Buenos Aires/Caracas. Zur Feier des Tages packte der Präsident den diplomatischen Hammer aus: „Ich habe beschlossen, die diplomatischen und politischen Beziehungen zur Republik Panama abzubrechen und die Handels- und Wirtschaftsbeziehungen einzufrieren, um den Frieden in unserem Land und die Souveränität Venezuelas zu verteidigen.“

Als Nicolás Maduro diese düsteren Worte formulierte, stand er in der „Kaserne am Berge” auf den Hügeln im Westen von Caracas. Dort ruhen, umgeben von Armenvierteln, die sterblichen Reste von Hugo Chávez, dessen Todestag sich am Mittwoch zum ersten Mal jährte. Am Grabe des Comandante und umringt von den Präsidenten Raúl Castro (Kuba), Evo Morales (Bolivien) und Daniel Ortega (Nicaragua) beschimpfte Maduro den Präsidenten Panamas, Ricardo Martinelli, als „Lakaien“ des Imperiums aus dem Norden.
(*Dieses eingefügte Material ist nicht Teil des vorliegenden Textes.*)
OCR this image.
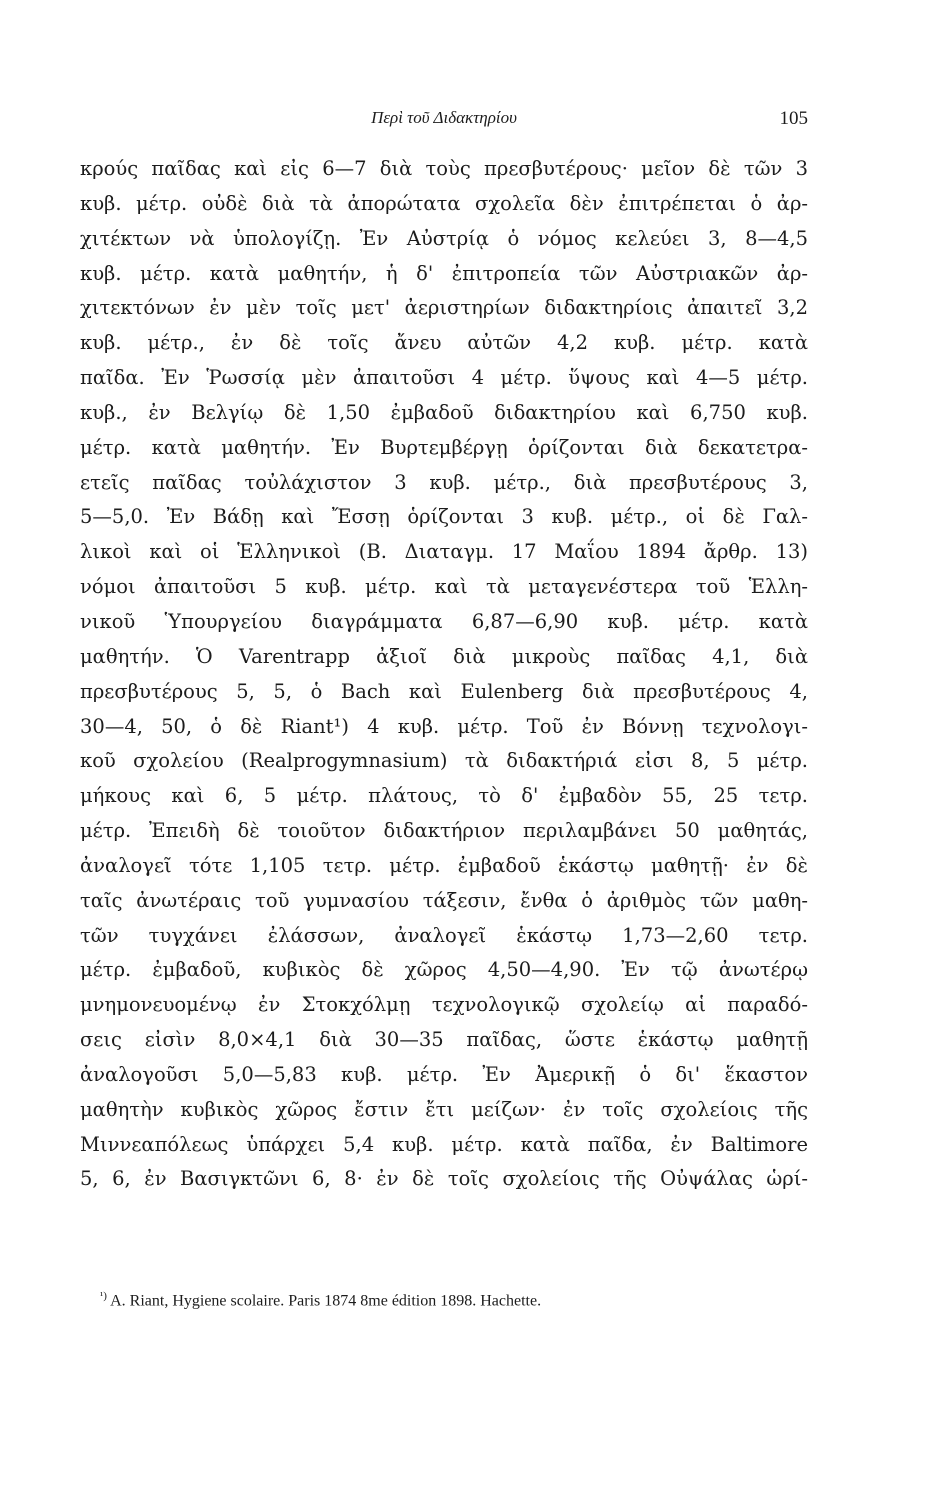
Περὶ τοῦ Διδακτηρίου	105
κρούς παῖδας καὶ εἰς 6—7 διὰ τοὺς πρεσβυτέρους· μεῖον δὲ τῶν 3
κυβ. μέτρ. οὐδὲ διὰ τὰ ἀπορώτατα σχολεῖα δὲν ἐπιτρέπεται ὁ ἀρ-
χιτέκτων νὰ ὑπολογίζῃ. Ἐν Αὐστρίᾳ ὁ νόμος κελεύει 3, 8—4,5
κυβ. μέτρ. κατὰ μαθητήν, ἡ δ' ἐπιτροπεία τῶν Αὐστριακῶν ἀρ-
χιτεκτόνων ἐν μὲν τοῖς μετ' ἀεριστηρίων διδακτηρίοις ἀπαιτεῖ 3,2
κυβ. μέτρ., ἐν δὲ τοῖς ἄνευ αὐτῶν 4,2 κυβ. μέτρ. κατὰ
παῖδα. Ἐν Ῥωσσίᾳ μὲν ἀπαιτοῦσι 4 μέτρ. ὕψους καὶ 4—5 μέτρ.
κυβ., ἐν Βελγίῳ δὲ 1,50 ἐμβαδοῦ διδακτηρίου καὶ 6,750 κυβ.
μέτρ. κατὰ μαθητήν. Ἐν Βυρτεμβέργῃ ὁρίζονται διὰ δεκατετρα-
ετεῖς παῖδας τοὐλάχιστον 3 κυβ. μέτρ., διὰ πρεσβυτέρους 3,
5—5,0. Ἐν Βάδῃ καὶ Ἔσσῃ ὁρίζονται 3 κυβ. μέτρ., οἱ δὲ Γαλ-
λικοὶ καὶ οἱ Ἑλληνικοὶ (Β. Διαταγμ. 17 Μαΐου 1894 ἄρθρ. 13)
νόμοι ἀπαιτοῦσι 5 κυβ. μέτρ. καὶ τὰ μεταγενέστερα τοῦ Ἑλλη-
νικοῦ Ὑπουργείου διαγράμματα 6,87—6,90 κυβ. μέτρ. κατὰ
μαθητήν. Ὁ Varentrapp ἀξιοῖ διὰ μικροὺς παῖδας 4,1, διὰ
πρεσβυτέρους 5, 5, ὁ Bach καὶ Eulenberg διὰ πρεσβυτέρους 4,
30—4, 50, ὁ δὲ Riant¹) 4 κυβ. μέτρ. Τοῦ ἐν Βόννῃ τεχνολογι-
κοῦ σχολείου (Realprogymnasium) τὰ διδακτήριά εἰσι 8, 5 μέτρ.
μήκους καὶ 6, 5 μέτρ. πλάτους, τὸ δ' ἐμβαδὸν 55, 25 τετρ.
μέτρ. Ἐπειδὴ δὲ τοιοῦτον διδακτήριον περιλαμβάνει 50 μαθητάς,
ἀναλογεῖ τότε 1,105 τετρ. μέτρ. ἐμβαδοῦ ἑκάστῳ μαθητῇ· ἐν δὲ
ταῖς ἀνωτέραις τοῦ γυμνασίου τάξεσιν, ἔνθα ὁ ἀριθμὸς τῶν μαθη-
τῶν τυγχάνει ἐλάσσων, ἀναλογεῖ ἑκάστῳ 1,73—2,60 τετρ.
μέτρ. ἐμβαδοῦ, κυβικὸς δὲ χῶρος 4,50—4,90. Ἐν τῷ ἀνωτέρῳ
μνημονευομένῳ ἐν Στοκχόλμῃ τεχνολογικῷ σχολείῳ αἱ παραδό-
σεις εἰσὶν 8,0×4,1 διὰ 30—35 παῖδας, ὥστε ἑκάστῳ μαθητῇ
ἀναλογοῦσι 5,0—5,83 κυβ. μέτρ. Ἐν Ἀμερικῇ ὁ δι' ἕκαστον
μαθητὴν κυβικὸς χῶρος ἔστιν ἔτι μείζων· ἐν τοῖς σχολείοις τῆς
Μιννεαπόλεως ὑπάρχει 5,4 κυβ. μέτρ. κατὰ παῖδα, ἐν Baltimore
5, 6, ἐν Βασιγκτῶνι 6, 8· ἐν δὲ τοῖς σχολείοις τῆς Οὐψάλας ὡρί-
$^{^1)}$ A. Riant, Hygiene scolaire. Paris 1874 8me édition 1898. Hachette.
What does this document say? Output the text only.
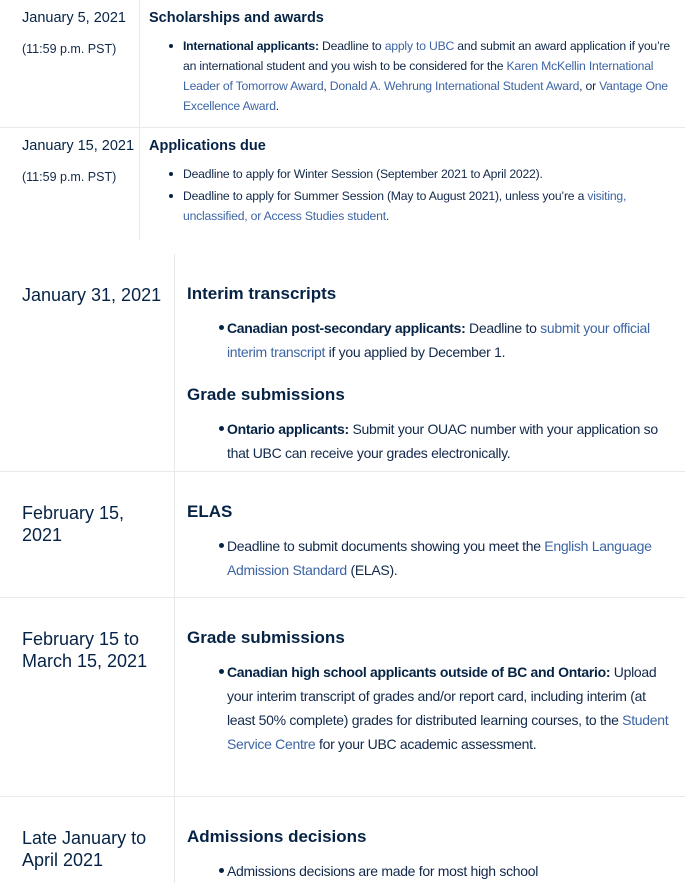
January 5, 2021
(11:59 p.m. PST)
Scholarships and awards
International applicants: Deadline to apply to UBC and submit an award application if you’re an international student and you wish to be considered for the Karen McKellin International Leader of Tomorrow Award, Donald A. Wehrung International Student Award, or Vantage One Excellence Award.
January 15, 2021
(11:59 p.m. PST)
Applications due
Deadline to apply for Winter Session (September 2021 to April 2022).
Deadline to apply for Summer Session (May to August 2021), unless you’re a visiting, unclassified, or Access Studies student.
January 31, 2021	Interim transcripts
Canadian post-secondary applicants: Deadline to submit your official interim transcript if you applied by December 1.
Grade submissions
Ontario applicants: Submit your OUAC number with your application so that UBC can receive your grades electronically.
February 15, 2021
ELAS
Deadline to submit documents showing you meet the English Language Admission Standard (ELAS).
February 15 to March 15, 2021
Grade submissions
Canadian high school applicants outside of BC and Ontario: Upload your interim transcript of grades and/or report card, including interim (at least 50% complete) grades for distributed learning courses, to the Student Service Centre for your UBC academic assessment.
Late January to April 2021
Admissions decisions
Admissions decisions are made for most high school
Venezuelas Außenminister habe den panamaischen Amtskollegen mehrfach gewarnt, doch der Kanalstaat habe weiter offen gegen die Interessen Venezuelas konspiriert – bei der US-Regierung und der Organisation Amerikanischer Staaten (OAS).
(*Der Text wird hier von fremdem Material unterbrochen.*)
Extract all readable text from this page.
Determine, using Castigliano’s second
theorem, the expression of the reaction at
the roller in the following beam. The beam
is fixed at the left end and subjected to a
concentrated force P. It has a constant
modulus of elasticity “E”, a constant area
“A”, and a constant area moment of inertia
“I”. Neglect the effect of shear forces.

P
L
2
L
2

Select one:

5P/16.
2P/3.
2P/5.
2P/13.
„Insulza, zieh dich nicht an“

Auslöser der Aufwallung war – abgesehen vom Anlass, der einen öffentlichen Kraftakt des bedrängten Maduro gut gebrauchen konnte – Panamas Bestreben, die Situation in Venezuela zum Thema einer Sondersitzung in der OAS zu machen. Oft zuvor wurde in solchen Sitzungen die Entsendung einer Beobachtermission beschlossen.
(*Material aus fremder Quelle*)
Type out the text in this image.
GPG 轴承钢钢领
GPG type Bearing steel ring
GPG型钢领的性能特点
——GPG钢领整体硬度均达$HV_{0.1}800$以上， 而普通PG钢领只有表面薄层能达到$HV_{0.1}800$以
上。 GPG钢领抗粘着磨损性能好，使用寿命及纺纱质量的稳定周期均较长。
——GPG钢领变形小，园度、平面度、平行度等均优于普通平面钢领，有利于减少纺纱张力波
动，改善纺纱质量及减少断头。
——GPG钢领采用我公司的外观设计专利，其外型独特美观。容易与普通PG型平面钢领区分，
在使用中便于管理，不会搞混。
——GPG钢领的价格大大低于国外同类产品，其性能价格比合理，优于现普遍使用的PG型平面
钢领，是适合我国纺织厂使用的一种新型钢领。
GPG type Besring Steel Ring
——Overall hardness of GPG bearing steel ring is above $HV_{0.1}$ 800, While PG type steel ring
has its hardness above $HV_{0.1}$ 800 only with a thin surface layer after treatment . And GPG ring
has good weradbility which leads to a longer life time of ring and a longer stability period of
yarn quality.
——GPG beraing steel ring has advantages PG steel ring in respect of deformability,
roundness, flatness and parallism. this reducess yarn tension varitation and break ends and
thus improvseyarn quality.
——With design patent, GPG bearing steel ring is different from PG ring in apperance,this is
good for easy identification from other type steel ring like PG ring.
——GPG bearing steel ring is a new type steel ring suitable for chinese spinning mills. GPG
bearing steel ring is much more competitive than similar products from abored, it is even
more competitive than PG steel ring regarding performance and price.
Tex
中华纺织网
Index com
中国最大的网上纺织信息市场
Tatsächlich war es die konservative Regierung des mittelamerikanischen Staates, die seit dem Ausbruch der Unruhen in venezolanischen Städten am eindringlichsten versuchte, die Organisation einzuschalten. Doch das scheiterte an der Blockade Venezuelas ebenso wie an der fehlenden Unterstützung anderer Latinos. Mit großzügigen Preisnachlässen auf Rohöllieferungen hat sich Caracas viele Freunde gemacht.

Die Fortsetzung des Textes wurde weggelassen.